In spite of a deepening crisis, SpiceJet has said it will operate 22-24 Boeing 737 planes till middle of next year and will not take aircraft on short term lease as announced fifteen days ago.
"The decision to shrink is part of our restructuring," the airline's chief operating officer Sanjiv Kapoor told Reuters on Friday. The airline flew 42 Boeing planes at the end of last year, and it has cut its daily flights to 275 from 340, he said.
The airline began shrinking its fleet last month and cut down 40 flights. However barely a fortnight ago Kapoor had said the airline would grow its Boeing 737 fleet to 35 by December end. The airline was operating 26 out of its 28 Boeing planes, he had said.
SpiceJet operates a mix fleet of Boeing 737s and 15 Bombardier Q400s and the latter are used on regional routes.
"The fleet size should go up to 31 by the end of the month and to 35 aircraft by December-end." Once fresh funds come in, the Boeing 737 fleet will see 10-15 additions, most likely by the end of 2015,'' Kapoor had said.
Asked about the change in plans Kapoor said plans were evolving. "Earlier we had considered short-term leases to get fleet back to original size but our latest thinking is to operate a smaller Boeing fleet until atleast mid-next year,'' SpiceJet spokesperson said.
The airline maintains that it is scaling down fleet to control costs and consolidate its operations.

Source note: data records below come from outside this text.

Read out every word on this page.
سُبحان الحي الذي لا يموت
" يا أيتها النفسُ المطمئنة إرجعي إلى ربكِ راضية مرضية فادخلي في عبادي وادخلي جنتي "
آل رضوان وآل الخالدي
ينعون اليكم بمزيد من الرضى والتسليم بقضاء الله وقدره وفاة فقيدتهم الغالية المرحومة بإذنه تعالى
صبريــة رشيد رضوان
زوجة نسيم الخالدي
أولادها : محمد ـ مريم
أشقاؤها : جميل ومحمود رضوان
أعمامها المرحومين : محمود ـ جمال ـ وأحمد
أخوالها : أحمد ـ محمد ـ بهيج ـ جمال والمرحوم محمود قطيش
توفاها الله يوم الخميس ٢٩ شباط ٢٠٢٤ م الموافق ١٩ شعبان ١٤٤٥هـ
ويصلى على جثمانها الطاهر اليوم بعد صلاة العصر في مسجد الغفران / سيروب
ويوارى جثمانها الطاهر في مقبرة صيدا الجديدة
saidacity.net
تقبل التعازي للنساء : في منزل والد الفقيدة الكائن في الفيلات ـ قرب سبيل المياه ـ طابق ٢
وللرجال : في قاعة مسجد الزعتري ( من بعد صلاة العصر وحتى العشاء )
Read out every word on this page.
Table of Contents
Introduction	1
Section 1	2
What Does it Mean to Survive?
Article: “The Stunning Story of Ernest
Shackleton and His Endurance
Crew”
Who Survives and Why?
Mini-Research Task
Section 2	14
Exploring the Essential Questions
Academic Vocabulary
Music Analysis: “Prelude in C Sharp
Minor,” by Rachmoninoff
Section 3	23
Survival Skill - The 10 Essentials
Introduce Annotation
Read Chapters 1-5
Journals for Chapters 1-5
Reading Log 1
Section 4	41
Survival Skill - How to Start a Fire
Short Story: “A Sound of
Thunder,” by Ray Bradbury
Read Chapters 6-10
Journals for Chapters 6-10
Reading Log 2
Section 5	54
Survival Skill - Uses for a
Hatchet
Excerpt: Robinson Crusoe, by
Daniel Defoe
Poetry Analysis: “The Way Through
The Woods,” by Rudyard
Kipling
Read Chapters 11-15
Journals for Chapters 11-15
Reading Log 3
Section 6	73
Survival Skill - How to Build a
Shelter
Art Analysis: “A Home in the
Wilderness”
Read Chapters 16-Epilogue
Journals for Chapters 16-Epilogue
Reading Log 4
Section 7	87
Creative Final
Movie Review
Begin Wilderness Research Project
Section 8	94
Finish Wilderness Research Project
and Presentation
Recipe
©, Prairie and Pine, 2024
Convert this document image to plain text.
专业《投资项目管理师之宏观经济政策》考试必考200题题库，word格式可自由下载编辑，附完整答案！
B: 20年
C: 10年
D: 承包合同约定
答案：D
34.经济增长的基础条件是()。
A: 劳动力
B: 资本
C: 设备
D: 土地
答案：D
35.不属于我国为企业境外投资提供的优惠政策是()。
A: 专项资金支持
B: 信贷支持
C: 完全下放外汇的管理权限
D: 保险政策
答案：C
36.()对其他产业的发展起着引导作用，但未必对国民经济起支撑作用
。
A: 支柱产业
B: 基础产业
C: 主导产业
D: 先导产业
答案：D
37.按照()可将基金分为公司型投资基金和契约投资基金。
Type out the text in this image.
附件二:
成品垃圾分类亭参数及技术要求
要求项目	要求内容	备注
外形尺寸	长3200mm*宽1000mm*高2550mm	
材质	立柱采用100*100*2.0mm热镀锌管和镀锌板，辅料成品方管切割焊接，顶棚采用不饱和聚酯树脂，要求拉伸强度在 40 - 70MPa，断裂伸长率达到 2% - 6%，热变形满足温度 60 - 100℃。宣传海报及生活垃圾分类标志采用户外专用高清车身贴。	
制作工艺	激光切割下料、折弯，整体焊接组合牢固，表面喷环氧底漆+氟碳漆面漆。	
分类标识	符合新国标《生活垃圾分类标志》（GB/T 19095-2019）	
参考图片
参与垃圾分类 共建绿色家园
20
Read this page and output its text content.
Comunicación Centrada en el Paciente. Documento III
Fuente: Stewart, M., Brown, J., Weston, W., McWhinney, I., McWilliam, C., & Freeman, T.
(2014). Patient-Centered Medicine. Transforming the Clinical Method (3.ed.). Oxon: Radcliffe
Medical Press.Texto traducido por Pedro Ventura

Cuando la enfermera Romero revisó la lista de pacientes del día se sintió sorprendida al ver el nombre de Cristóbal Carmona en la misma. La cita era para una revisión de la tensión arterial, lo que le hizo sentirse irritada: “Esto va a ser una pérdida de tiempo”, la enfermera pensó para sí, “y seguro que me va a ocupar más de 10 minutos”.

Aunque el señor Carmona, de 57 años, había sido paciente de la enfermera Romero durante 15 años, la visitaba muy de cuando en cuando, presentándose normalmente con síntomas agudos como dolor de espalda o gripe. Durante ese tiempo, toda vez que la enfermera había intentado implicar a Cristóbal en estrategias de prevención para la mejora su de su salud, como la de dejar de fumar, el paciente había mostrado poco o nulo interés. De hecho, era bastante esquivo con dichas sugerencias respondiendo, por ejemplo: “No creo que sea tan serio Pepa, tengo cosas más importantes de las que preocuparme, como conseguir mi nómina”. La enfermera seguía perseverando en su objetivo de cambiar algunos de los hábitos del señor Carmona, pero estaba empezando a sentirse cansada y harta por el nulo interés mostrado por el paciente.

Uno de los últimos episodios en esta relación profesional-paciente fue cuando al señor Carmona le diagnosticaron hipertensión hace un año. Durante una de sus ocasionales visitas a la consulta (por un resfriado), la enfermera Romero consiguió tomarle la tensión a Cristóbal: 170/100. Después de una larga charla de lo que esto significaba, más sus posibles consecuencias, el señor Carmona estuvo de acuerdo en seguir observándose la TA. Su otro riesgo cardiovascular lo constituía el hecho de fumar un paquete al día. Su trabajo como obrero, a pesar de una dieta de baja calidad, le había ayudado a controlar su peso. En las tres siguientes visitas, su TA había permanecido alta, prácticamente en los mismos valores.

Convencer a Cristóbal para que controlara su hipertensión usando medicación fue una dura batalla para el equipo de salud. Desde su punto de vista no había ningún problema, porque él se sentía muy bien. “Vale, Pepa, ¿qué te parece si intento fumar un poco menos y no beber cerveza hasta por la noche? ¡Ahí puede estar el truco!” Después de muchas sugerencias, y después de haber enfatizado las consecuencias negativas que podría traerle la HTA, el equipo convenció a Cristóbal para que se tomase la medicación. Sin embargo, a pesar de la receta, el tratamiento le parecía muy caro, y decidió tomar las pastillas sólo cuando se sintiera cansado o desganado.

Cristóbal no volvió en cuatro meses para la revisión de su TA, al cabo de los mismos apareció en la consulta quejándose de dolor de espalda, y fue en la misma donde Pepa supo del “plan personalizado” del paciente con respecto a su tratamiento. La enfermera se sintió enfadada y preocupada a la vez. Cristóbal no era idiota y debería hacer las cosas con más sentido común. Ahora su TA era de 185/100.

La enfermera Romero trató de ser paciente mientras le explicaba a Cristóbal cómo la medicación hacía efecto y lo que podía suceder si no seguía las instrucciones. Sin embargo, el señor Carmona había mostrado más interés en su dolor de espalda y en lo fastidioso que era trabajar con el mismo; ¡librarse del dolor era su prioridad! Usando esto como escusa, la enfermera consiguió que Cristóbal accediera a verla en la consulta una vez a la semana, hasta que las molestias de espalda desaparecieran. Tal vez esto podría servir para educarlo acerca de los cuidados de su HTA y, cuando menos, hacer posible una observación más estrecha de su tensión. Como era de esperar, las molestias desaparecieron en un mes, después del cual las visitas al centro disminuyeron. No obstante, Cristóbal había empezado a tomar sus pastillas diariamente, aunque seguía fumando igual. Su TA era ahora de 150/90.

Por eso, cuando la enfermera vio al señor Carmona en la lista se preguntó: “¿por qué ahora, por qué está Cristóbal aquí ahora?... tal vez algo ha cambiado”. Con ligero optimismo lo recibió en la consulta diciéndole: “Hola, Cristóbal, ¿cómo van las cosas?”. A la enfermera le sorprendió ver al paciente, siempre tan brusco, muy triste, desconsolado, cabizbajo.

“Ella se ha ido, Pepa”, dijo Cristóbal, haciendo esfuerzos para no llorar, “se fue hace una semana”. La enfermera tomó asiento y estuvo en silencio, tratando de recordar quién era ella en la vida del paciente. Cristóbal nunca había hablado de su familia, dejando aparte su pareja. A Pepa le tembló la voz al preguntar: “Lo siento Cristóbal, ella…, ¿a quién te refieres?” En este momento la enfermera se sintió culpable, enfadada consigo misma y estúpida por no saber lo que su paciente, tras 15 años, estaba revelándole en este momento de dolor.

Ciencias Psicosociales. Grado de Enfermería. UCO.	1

The airline is reported to have told the government that it expects investor in six weeks and has repeatedly denied lessors are taking back its planes.
Kapoor also said that the Airports Authority of India had reinstated its credit facility after the airline resolved all outstanding issues with the regulatory body.
However the recent developments surrounding the airline has got the government and Directorate General of Civil Aviation into action. The DGCA is monitoring SpiceJet operations daily.
"We are running through a lot of turbulent weather ... not only the public sector, the private sector is also crashing. (With) Kingfisher crashing and, right now SpiceJet seems to be giving us heart attacks as far as airlines are concerned, " civil aviation minister Ashok Gajapathi Raju remarked responding to a media query on the airline.
Kapoor had met ministry official in November seeking a six weeks moratorium on payments to be made to the Airports Authority of India (AAI) last month. Ministry sources informed that AAI has not been too forthcoming on granting a moratorium on payments to SpiceJet fearing a Kingfisher like situation but is now examining possibility to grant a week's moratorium to SpiceJet. The DGCA too is monitoring airline's operations on a daily basis, sources said.